The next time he brings me vittles I have a new question for him. “Do you really not know who I am?”

“No. Do you?”

“No, but I want to know what happens to me if I remember.”

“I guess we’ll have to see.”

“Well, who did you think I was?  People—even childless kidnappers—don’t just run around snatching total strangers….I think.”

He does his heh-heh-heh thing and an idea occurs to me.  “Hey! Wait a minute!  Is this some kind of audition?  I was in that play at school last fall…and are you trying out for Hulk or something?  We’d make a great team!”

He scrunches up his face at me and says, “Are you from the funny farm or something?”

“No, but you must be, a grown man with nothing better to do than pick on little kids for fun.”

“No. not for fun.”  My statement seems to come closest to making him feel a little ashamed.  Hey! Just maybe he was religious!  Could I tweak that banjo string?

“Do you know why I’m still alive?”

He seemed curious and shook his head.

“Because God watches out for me and takes care of me.”  He does not reply.  “And do you know why I forgot my cell phone and left it at school today?”  He was silent, listening.  “Because He is watching out for you, too.  He knows you have a better life ahead of you than playing bad guy—or somebody else’s stooge.”

Growing increasingly desperate despite my bravado, I break into song, revealing the voice lessons I can barely recall. As I sing “He walks with me and He talks with me and He tells me I am his own…”  my captor flees up the steps.  I call after him, “Remember that I don’t have any memory of you or what’s happened!”

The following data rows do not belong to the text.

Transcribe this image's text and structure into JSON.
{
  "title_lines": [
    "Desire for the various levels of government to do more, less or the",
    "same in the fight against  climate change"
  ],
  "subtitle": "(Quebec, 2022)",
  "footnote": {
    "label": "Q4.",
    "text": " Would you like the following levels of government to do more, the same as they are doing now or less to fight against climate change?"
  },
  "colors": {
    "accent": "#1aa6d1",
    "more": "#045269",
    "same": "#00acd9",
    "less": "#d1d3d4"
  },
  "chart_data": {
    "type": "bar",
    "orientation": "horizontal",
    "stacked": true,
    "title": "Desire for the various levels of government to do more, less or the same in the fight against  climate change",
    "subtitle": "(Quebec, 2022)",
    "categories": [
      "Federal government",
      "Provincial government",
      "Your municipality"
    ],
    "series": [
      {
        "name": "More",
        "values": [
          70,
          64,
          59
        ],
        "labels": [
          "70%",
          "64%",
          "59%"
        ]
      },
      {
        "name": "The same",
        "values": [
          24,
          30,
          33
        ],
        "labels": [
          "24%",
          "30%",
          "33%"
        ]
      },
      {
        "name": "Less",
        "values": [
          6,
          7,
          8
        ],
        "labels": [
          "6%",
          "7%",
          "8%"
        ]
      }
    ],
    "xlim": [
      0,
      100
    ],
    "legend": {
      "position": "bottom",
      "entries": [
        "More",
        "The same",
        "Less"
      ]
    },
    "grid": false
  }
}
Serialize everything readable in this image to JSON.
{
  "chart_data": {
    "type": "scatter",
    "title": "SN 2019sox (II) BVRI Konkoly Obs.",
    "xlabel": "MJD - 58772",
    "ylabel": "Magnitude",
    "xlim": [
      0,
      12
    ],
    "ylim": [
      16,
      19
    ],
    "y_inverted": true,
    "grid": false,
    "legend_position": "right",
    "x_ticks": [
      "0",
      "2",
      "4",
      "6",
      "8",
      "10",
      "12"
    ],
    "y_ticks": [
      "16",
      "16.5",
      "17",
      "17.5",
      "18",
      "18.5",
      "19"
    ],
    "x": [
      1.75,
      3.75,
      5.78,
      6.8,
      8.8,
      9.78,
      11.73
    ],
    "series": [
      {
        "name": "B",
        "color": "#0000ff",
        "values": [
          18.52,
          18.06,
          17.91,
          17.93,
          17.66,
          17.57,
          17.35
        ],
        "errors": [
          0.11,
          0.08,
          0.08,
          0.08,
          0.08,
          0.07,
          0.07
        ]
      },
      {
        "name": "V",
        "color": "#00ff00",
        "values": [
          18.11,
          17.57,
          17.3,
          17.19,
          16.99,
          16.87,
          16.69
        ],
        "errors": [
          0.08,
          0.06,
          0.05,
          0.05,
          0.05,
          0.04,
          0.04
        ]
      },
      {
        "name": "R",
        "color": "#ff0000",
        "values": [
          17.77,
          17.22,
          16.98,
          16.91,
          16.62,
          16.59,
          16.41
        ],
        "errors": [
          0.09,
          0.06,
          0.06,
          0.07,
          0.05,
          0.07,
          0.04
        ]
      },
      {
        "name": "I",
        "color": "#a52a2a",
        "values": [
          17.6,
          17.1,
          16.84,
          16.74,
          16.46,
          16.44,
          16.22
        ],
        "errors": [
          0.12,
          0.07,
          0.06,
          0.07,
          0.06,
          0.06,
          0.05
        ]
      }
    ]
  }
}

It is several minutes before I realize that there has been no sound of the door being locked behind him.  Crossing my fingers, I tiptoe up the stairs and try the door. It is unlocked!  On the kitchen table is a sheet with big black words scribbled on it:  “I  QUIT!”

Without a moment’s hesitation I run out the door, turn left and hightail it towards home as fast as my short legs can carry me.